10. SambaNova Systems
Palo Alto, USA · Founded 2017 · Enterprise AI silicon
RDU
Private
SN40L
Reconfigurable dataflow chip
On-prem
Private / sovereign deploys
Stanford
Founded by Olukotun & Ré
SambaNova is an enterprise AI accelerator company built around the
Reconfigurable Dataflow Unit (RDU) — its SN40L chip — and
a full-stack platform that runs models on-premises or in private clouds. Founded in 2017 by
Stanford professors Kunle Olukotun and Chris Ré with Google veteran Rodrigo Liang, it targets
banks, governments, and large enterprises that need to run frontier-scale models inside their own
security perimeter rather than on a public cloud.
SambaNova raised a $350 million round in February 2026 and offers SambaNova Cloud for fast
inference alongside its on-prem systems.

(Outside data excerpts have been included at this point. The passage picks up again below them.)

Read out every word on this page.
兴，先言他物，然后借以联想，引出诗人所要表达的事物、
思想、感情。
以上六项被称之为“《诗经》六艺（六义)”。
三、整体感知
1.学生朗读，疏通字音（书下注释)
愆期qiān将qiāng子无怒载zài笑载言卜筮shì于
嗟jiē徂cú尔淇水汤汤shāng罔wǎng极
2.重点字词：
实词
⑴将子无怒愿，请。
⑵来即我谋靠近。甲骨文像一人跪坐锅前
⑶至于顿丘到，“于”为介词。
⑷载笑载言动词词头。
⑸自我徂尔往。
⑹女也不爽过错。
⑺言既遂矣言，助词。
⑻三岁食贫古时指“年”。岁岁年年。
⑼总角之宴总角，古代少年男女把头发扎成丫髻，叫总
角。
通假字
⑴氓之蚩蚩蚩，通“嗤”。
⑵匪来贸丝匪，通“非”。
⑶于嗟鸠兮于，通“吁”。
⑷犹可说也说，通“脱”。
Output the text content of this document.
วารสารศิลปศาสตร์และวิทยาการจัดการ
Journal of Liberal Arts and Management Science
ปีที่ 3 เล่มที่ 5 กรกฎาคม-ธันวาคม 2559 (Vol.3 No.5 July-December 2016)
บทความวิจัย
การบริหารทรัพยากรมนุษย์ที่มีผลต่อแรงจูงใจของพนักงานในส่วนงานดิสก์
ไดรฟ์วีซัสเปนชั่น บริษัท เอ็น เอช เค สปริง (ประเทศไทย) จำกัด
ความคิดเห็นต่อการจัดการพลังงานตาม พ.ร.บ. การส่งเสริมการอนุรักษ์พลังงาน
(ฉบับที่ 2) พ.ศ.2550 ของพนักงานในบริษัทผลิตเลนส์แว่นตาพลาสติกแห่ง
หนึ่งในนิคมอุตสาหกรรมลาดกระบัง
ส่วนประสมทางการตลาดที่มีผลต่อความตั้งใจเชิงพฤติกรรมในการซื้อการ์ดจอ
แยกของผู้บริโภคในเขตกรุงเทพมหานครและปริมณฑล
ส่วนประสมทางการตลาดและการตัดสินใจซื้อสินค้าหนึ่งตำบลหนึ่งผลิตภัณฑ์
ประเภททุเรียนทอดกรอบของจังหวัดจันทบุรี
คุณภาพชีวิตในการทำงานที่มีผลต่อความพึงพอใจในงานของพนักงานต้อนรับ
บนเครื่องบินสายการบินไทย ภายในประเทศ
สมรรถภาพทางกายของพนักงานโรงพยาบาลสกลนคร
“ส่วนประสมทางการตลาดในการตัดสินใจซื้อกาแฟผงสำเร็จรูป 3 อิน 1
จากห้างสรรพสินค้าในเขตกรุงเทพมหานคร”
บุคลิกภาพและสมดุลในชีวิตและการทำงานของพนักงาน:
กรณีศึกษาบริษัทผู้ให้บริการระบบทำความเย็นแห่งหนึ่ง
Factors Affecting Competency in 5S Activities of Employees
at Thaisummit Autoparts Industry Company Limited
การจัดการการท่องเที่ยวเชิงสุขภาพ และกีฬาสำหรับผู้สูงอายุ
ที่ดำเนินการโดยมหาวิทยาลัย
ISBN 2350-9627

Its dataflow architecture can hold very large models on a
single rack, simplifying deployment for sovereign and regulated use cases. Choose SambaNova when
data residency, on-premises control, or sovereign AI requirements rule out a public GPU cloud.
The AI Infrastructure Stack: Silicon, Clouds, and Power
The clearest way to compare these companies is by which layer of the stack they own. At the
silicon layer, NVIDIA and AMD make the general-purpose GPUs
that train and serve most models, while Cerebras, Groq, and SambaNova build specialised chips tuned
for inference. At the cloud layer, neoclouds like CoreWeave,
Lambda, Nebius, and Together AI turn that silicon into rentable capacity, each with a different
emphasis — raw scale, developer access, profitability, or open-model inference. At the
power and data-center layer, builders like Crusoe (and,
increasingly, CoreWeave through self-builds) secure the gigawatts of electricity and the physical
facilities that everything else depends on.
The defining dynamic of 2026 is interdependence rather than clean competition. NVIDIA both supplies
and invests in the neoclouds (CoreWeave, Crusoe, Lambda, Together AI all run on NVIDIA GPUs and
count NVIDIA as a partner or investor); the neoclouds in turn sign multibillion-dollar contracts to
supply capacity back to hyperscalers like Microsoft. The binding constraint has shifted from chips
to power and data-center construction — which is why
energy-first builders like Crusoe command $10 billion valuations. For a deeper view of each layer,
see our AI chip companies and
AI cloud providers guides.
Reality Check: The Risks Behind the Build-Out
There is real revenue under the AI infrastructure boom — NVIDIA's data center revenue alone
approached $194 billion in fiscal 2026, and the neoclouds hold tens of billions in contracted
backlog — but the risks are equally real. Much of the capital expenditure is
debt-financed against multi-year contracts, customer
concentration is high (a handful of AI labs and hyperscalers drive most demand), and GPUs depreciate
quickly as each new generation lands, putting steep pressure on returns.
The binding constraints are now power and construction:
grid interconnects, turbines, and skilled labour, not just chips. If AI demand growth slows, the
most leveraged providers with the least diversified customers are the most exposed, and circular
financing — where chipmakers invest in the clouds that buy their chips — adds fragility. None of
this means the shift is hype; it means treating contracted, deployed capacity and
diversified revenue as the real signal, rather than headline backlog or valuation.